The scene of Canada’s iconic polar bears scrounging among chip bags and milk jugs stands in stark contrast to the majestic images of bears traversing the sub-Arctic shores that feature in global tourism campaigns for the Hudson Bay region. It’s a sore point for the town of Churchill, Manitoba. For nearly two years now, the “Polar Bear Capital of the World” that welcomes international photographers and tourists as “one of the best places” to see wild polar bears has been the site of a markedly ugly scene: bears scrounging for human garbage.
In April 2024, Churchill’s waste management facility—an old military building known as L5—burned to the ground. Spontaneous combustion in the gaseous garbage pile was the likely cause. The warehouse had been capable of storing up to three years’ worth of the town’s garbage at a time. Overnight, the town’s 900 or so residents were left with nothing. Garbage piled up in town. Dumpsters overflowed.
In the wake of the fire, the town was forced to dump all of its waste on top of the tundra, on an old landfill, about six kilometres from the L5 site, where a hard fence and an electric fence kept the bears at bay. It remains a tenuous stopgap. By that fall, as hundreds of hungry polar bears arrived on the shore of Hudson Bay to wait for the sea ice to freeze, an inconvenience had turned into a crisis. Bears congregated at the fence line, biding their time. When an ice storm fatefully knocked out the fence’s power supply, more than thirty ravenous polar bears stormed the enclosure to gorge on the garbage.
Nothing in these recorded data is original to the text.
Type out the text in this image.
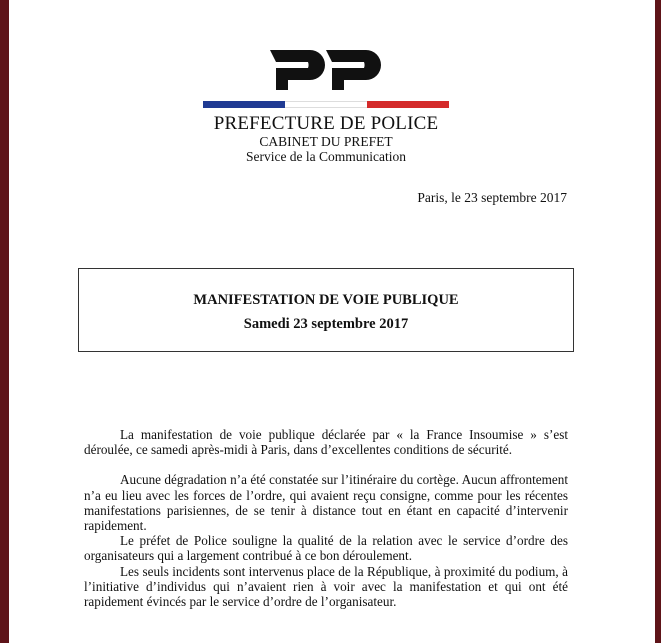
PREFECTURE DE POLICE
CABINET DU PREFET
Service de la Communication
Paris, le 23 septembre 2017
MANIFESTATION DE VOIE PUBLIQUE
Samedi 23 septembre 2017

La manifestation de voie publique déclarée par « la France Insoumise » s’est déroulée, ce samedi après-midi à Paris, dans d’excellentes conditions de sécurité.

Aucune dégradation n’a été constatée sur l’itinéraire du cortège. Aucun affrontement n’a eu lieu avec les forces de l’ordre, qui avaient reçu consigne, comme pour les récentes manifestations parisiennes, de se tenir à distance tout en étant en capacité d’intervenir rapidement.

Le préfet de Police souligne la qualité de la relation avec le service d’ordre des organisateurs qui a largement contribué à ce bon déroulement.

Les seuls incidents sont intervenus place de la République, à proximité du podium, à l’initiative d’individus qui n’avaient rien à voir avec la manifestation et qui ont été rapidement évincés par le service d’ordre de l’organisateur.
After two years, Churchill is still without a solution. The Manitoba government did not respond to requests for an interview. The town is looking at replacing the old waste storage building with a steel option, but cost (hindered by price hikes for steel due to the United States’ tariffs) and uncertainty around the location have stalled the decision. In the meantime, camera traps set up around Churchill’s makeshift facility filmed polar bears—lone males, females with cubs, subadults—trying their luck almost every single day this past fall, scientists say.